Le dossier de l’express
Du général de Gaulle à Emmanuel Macron, soixante ans d’amour et de haine. La statue du Commandeur vacille désormais sur son socle.
Les Français et leurs présidents Ségolène Royal : « On n’est pas visionnaire tout seul » Devine quel président vient dîner Jean-Pierre Raffarin : « Une affaire de proximité et de distance » Les archives de L’Express Le dîner Macron - de Gaulle, imaginé par Christophe Barbier
« Dix ans, ça suffit » : c’était en 1968, les Français en avaient marre de De Gaulle, que les manifestants voulaient envoyer « au couvent ». « Macron démission » : cette fois, à peine dix-huit mois se sont écoulés depuis l’élection, et voilà que des gilets jaunes envahissent le territoire, avec des aspirations ô combien diverses, à l’exception d’une : chasser le chef de l’Etat. En 1968, quand le président prend la parole, il ne courbe pas l’échine. Le 24 mai, il lance à la télévision : « Les événements m’ont imposé, en plusieurs graves occasions, le devoir d’amener notre pays à assumer son propre destin, afin d’empêcher que certains ne s’en chargent malgré lui. J’y suis prêt, cette fois encore. Mais, cette fois encore, cette fois surtout, j’ai besoin – oui, j’ai besoin – que le peuple français dise qu’il le veut. » Et il dégaine un référendum. Le 30 mai, le Général réapparaît, toujours droit dans ses bottes, même s’il change d’arme institutionnelle : « Etant le détenteur de la légitimité nationale et républicaine, j’ai envisagé depuis vingt-quatre heures toutes les éventualités sans exception qui me permettraient de la maintenir. J’ai pris mes résolutions. Dans les circonstances présentes, je ne me retirerai pas. […] Je dissous l’Assemblée nationale. » Le 10 décembre 2018, le ton d’Emmanuel Macron est tout autre face au « malaise » : « Sans doute n’avons-nous pas su depuis un an et demi y apporter une réponse suffisamment rapide et forte. Je prends ma part de cette responsabilité. Il a pu m’arriver de vous donner le sentiment que ce n’était pas mon souci, que j’avais d’autres priorités. Je sais aussi qu’il m’est arrivé de blesser certains d’entre vous par mes propos. »

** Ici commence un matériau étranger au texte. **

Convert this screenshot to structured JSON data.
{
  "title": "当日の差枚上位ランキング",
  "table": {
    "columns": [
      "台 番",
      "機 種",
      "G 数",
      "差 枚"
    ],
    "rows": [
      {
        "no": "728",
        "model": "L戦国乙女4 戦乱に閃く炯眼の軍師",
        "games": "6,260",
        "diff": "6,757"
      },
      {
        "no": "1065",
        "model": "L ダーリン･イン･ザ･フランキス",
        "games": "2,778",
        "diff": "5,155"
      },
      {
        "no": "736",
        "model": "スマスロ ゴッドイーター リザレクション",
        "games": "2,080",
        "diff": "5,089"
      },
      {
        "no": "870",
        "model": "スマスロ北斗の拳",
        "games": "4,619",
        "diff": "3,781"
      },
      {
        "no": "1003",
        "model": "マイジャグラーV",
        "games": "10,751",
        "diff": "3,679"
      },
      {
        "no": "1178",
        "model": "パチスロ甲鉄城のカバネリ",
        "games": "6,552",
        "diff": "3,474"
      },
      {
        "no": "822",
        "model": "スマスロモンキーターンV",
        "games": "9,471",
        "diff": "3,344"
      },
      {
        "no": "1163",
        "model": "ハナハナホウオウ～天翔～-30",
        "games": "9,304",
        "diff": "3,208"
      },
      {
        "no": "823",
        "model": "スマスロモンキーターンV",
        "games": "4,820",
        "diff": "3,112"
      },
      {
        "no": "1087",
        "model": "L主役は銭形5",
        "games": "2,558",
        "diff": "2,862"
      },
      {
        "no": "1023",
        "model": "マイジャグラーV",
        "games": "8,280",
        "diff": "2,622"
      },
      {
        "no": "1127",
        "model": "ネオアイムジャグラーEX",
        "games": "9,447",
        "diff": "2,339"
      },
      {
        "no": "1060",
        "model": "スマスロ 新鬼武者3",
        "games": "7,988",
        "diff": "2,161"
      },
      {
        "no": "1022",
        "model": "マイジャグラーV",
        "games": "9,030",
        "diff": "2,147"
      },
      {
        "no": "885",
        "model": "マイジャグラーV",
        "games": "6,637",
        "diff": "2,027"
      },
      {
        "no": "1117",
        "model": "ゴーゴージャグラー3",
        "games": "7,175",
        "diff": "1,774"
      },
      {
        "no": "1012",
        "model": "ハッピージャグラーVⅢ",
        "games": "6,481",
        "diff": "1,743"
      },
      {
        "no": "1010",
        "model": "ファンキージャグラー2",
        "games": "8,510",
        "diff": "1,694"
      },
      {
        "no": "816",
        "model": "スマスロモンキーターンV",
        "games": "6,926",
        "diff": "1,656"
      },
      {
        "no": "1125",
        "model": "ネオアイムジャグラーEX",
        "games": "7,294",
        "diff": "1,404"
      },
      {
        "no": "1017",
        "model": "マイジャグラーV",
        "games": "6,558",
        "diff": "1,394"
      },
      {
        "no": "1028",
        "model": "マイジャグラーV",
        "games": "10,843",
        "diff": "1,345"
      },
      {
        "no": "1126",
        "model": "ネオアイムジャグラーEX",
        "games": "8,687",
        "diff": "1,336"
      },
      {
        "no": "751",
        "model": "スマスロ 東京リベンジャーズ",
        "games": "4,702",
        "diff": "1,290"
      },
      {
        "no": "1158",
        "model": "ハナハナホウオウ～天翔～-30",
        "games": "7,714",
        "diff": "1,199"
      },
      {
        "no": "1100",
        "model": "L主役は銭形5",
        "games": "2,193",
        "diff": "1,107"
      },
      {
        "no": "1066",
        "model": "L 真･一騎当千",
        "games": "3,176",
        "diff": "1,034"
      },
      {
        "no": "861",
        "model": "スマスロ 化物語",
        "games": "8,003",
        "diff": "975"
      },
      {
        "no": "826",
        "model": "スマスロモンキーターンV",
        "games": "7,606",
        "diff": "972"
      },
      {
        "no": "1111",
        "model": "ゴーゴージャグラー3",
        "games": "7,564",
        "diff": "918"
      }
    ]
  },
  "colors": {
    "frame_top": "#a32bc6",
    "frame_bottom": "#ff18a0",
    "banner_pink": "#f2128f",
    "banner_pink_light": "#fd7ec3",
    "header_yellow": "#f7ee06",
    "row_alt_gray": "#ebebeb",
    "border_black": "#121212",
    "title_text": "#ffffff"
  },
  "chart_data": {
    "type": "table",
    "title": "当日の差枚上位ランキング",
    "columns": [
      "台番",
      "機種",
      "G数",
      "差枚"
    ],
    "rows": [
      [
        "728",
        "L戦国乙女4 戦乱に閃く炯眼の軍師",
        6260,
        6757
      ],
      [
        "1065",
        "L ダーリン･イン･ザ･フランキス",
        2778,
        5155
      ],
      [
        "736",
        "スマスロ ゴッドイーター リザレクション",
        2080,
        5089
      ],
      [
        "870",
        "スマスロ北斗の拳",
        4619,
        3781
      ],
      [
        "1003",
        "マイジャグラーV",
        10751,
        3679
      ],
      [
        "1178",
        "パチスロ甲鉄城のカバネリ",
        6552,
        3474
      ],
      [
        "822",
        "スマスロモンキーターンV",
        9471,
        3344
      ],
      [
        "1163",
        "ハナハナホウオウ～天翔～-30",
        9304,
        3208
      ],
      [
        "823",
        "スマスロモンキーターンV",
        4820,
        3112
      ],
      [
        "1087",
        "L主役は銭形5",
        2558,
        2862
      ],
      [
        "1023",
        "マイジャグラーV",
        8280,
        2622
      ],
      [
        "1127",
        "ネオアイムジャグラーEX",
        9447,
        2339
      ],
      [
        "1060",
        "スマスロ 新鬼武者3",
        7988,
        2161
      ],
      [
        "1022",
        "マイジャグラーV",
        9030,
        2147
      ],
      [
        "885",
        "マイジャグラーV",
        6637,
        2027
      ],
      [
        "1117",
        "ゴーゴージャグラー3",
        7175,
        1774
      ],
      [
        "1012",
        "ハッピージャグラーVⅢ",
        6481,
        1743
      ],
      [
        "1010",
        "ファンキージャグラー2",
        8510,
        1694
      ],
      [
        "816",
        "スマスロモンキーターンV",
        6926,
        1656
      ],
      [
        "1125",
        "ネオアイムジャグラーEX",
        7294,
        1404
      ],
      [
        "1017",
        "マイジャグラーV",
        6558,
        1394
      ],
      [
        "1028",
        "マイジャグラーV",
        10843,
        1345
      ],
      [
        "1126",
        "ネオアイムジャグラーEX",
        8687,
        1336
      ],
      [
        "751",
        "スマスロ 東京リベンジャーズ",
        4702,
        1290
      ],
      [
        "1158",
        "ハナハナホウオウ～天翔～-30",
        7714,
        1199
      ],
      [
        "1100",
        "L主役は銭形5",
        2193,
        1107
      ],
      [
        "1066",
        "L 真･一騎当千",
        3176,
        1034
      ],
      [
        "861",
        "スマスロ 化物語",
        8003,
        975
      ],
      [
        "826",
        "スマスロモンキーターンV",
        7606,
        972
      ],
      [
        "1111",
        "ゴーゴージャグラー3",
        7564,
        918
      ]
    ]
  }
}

Cinquante ans séparent ces deux épisodes. La figure présidentielle a mauvaise mine, la statue du Commandeur vacille sur son socle. L’histoire entre les Français et leurs chefs d’Etat n’a rien perdu en tumultes. S’il fallait la résumer d’une phrase : dans notre
pays, un bon président est un président retraité ; un excellent président est un président mort. « On ne s’use que si on sert, bien qu’on sache que ceux qui ne servent à rien s’usent beaucoup », avait remarqué Mitterrand, dix ans après son élection. L’exercice du pouvoir nuit à la bonne santé du couple chef de l’Etat-opinion, et de plus en plus : selon l’Ifop, le score de satisfaction le plus faible qu’ait connu de Gaulle est 42 % ; Valéry Giscard d’Estaing a abaissé le plancher à 35 %, François Mitterrand, à 22 %, François Hollande, à 13 %. Avec 23 %, Emmanuel Macron a encore un peu de grain à moudre. Il a eu la chance d’échapper pour le moment à une interrogation taboue, mais à laquelle son prédécesseur, lui, ne coupa pas : en 2014, l’Ifop, pour Le Figaro Magazine, demande aux Français si François Hollande doit « quitter son poste ». Ils sont 62 % à le souhaiter. La mise en cause du chef de l’Etat est longtemps restée rarissime en France. Jusqu’alors, la question de son départ en cours de mandat n’avait été posée qu’en lien avec une défaite de la majorité aux législatives, entraînant une cohabitation (Mitterrand), ou après une victoire du non à un référendum (Chirac).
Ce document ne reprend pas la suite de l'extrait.